Оленушка даже руками всплеснула.

– Ну и что ж, что придут? – как бы подзадоривал ее юродивый, любуясь оживлением девушки.

– Как чу что! А товаров-то, узорья всякого что навезут!

– Ай-ай-ай! – качал головой юродивый.

– И зерна всяки гурмышски, и женчуг большой, и мелкой, и скатной, и бархаты турецки, и фларенски, и немецки, целыми косяками! А что отласов турецких золото с серебром, что камок добрых всяких цветов, и камок кармазинов, крушчатых и травных, и камочек адамашек! А то золото и серебро пряденое, бархаты черленые, кармазины, бархаты лазоревы и зелены, бархаты таусинные, гладкие, да бархаты багровы, да бархаты рыты...

Спиря ласково глядел на нее и грустно качал головой.

– Ай-ай-ай! Что у вас узорочья-то! – повторял он как-то машинально.

– Да, дедушка, а отласы-те каки! – все более и более увлекалась Оленушка. – И черлень отлас, и лазорев отлас, и зелен отлас, и желт отлас, и таусин отлас, и багров отлас! А объяри золотны, а камочки индейски, а зуфи анбурски, а шелки рудо-желты да дымчаты, а шарлат сукно да полушарлат, да сукна лундыши, да сукна пастрафили! А ленты-то, ленты!
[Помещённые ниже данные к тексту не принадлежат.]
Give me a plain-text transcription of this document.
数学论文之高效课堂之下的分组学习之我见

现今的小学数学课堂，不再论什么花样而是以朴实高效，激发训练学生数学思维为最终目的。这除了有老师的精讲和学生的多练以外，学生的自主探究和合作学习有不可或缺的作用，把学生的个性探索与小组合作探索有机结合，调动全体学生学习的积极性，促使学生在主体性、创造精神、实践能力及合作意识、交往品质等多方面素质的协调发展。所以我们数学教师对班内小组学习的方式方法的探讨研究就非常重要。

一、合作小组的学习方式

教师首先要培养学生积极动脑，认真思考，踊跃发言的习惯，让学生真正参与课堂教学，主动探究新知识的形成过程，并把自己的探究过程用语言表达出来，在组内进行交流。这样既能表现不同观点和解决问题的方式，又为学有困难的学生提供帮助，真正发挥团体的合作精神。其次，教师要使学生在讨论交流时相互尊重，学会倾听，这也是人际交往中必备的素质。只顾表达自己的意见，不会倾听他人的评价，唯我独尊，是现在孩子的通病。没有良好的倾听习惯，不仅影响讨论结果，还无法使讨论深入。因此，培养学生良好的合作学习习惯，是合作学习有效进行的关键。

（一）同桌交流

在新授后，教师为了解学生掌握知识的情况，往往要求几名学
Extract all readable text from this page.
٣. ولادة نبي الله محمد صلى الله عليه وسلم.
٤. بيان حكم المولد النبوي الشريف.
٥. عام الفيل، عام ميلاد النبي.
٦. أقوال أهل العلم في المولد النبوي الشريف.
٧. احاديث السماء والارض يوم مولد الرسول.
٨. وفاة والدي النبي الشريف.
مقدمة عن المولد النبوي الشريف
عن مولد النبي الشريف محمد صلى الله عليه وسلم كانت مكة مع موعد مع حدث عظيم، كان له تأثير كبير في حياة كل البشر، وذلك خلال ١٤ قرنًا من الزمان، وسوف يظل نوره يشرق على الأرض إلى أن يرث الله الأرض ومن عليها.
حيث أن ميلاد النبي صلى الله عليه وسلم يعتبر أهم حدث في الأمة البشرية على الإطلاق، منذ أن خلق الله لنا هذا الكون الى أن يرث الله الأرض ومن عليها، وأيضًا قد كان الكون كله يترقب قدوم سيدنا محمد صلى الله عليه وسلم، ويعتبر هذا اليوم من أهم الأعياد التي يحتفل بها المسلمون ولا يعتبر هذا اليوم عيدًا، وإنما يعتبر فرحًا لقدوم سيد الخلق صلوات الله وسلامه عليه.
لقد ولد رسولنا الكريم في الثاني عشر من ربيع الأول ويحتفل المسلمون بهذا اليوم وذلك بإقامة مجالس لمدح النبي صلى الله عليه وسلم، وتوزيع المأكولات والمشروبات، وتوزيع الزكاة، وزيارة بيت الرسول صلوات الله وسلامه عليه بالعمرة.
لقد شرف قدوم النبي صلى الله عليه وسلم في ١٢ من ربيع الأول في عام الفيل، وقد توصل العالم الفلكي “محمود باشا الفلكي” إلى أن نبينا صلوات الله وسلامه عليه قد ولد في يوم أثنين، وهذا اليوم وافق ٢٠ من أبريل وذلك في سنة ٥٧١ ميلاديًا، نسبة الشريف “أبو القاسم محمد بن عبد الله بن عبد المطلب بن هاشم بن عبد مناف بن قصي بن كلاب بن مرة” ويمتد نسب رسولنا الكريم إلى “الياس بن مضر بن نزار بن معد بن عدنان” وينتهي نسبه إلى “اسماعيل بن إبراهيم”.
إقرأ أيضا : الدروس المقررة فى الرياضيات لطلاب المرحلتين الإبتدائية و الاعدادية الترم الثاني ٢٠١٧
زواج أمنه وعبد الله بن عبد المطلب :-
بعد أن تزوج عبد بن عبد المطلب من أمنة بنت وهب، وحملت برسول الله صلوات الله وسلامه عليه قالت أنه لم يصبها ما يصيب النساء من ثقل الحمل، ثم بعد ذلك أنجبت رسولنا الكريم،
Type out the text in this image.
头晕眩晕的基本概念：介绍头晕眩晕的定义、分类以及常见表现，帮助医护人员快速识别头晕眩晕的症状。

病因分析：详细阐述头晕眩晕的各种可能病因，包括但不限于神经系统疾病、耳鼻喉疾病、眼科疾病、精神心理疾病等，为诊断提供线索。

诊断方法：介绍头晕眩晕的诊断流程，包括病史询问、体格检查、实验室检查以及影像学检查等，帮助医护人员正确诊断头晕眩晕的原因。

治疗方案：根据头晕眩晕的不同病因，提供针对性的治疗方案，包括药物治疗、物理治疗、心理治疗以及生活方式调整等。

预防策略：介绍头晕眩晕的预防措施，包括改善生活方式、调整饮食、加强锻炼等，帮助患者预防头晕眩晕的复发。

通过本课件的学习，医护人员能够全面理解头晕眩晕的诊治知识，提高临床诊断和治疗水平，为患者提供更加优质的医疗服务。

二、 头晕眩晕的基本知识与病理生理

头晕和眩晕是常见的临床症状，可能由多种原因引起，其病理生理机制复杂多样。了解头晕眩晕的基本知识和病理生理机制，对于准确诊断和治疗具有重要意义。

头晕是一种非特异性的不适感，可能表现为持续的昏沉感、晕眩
А перед юродивым опять промелькнула «лента алая, ярославская», и крутой берег Волги, и эта широкая голубая река, и туманно-голубое безбрежное Заволжье...

– «Атаманушко Спиридон Иванович!.. Любушка...»

– Господи! Отжени – ох! – невольно простонал, хватаясь за сердце, юродивый.

 

Оленушка невольно остановилась.

– Что с тобой, дедушка?

– Ничего, дитятко... Так ленты, сказываешь?

– Ленты, дедушка, алы...

– Так и алы?

– Алы и лазоревы...

– Тете-тете... ишь ты...

Оленушка взглянула на море да так, казалось, и застыла. Приподнятая рука остановилась в воздухе. Доплетенный венок упал на колени. Щеки ее все более и более заливал румянец...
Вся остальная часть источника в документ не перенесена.